The River Dnieper separates the Russian-speaking industrial heartland of the East from the cosmopolitan cities of the Europhile West. Here, the ancient city of Lviv still keeps its Austro-Hungarian and Polish heritage. Further south, the rolling grasslands of the steppe give way to the rugged cliffs and old aristocratic resorts of the Crimea Peninsula.
If Kiev's Kievo-Pechersky Monastery is the spiritual heart of the country, then bustling Kreshchatik Street is its commercial nucleus. The Potemkin Steps will be recognisable to fans of Eisenstein's Battleship Potemkin. But don't overlook Odessa's other Classical, Renaissance and Art Nouveau architectural gems, including its Italian Baroque Opera House. Lviv's Plosha Rynok (or Market Square) marks the centre of its romantic medieval town, while Sevastopol's secret history it was a closed city' until 1995 will make it a magnet for the curious.

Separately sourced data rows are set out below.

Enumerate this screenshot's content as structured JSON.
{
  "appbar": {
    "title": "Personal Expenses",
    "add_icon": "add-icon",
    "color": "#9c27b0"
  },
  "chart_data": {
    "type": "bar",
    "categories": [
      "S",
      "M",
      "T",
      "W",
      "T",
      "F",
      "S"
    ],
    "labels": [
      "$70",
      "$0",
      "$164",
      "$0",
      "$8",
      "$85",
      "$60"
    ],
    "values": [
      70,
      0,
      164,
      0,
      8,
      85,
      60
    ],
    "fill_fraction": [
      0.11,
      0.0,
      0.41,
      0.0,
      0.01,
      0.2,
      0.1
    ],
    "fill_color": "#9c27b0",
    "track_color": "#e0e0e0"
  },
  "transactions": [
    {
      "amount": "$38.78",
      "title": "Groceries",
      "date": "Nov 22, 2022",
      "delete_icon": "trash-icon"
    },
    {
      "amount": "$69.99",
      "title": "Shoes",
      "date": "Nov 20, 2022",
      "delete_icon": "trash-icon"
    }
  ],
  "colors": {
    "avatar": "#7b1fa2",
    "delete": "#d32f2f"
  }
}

If you're the adventurous type then head for the resorts of the Carpathian Mountains, particularly extreme-sports centre Bukovel. Alternatively, discover the secrets of the pastoral Hutsul people among the Carpathians' tiny mountain villages and craft markets. Further north, the fortress city of Kamyanets-Podilsky is one of the earliest settlements of Ancient Rus. On the Crimea's southernmost coast, Yalta's classical villas and vibrant street life make it the perfect summer holiday location.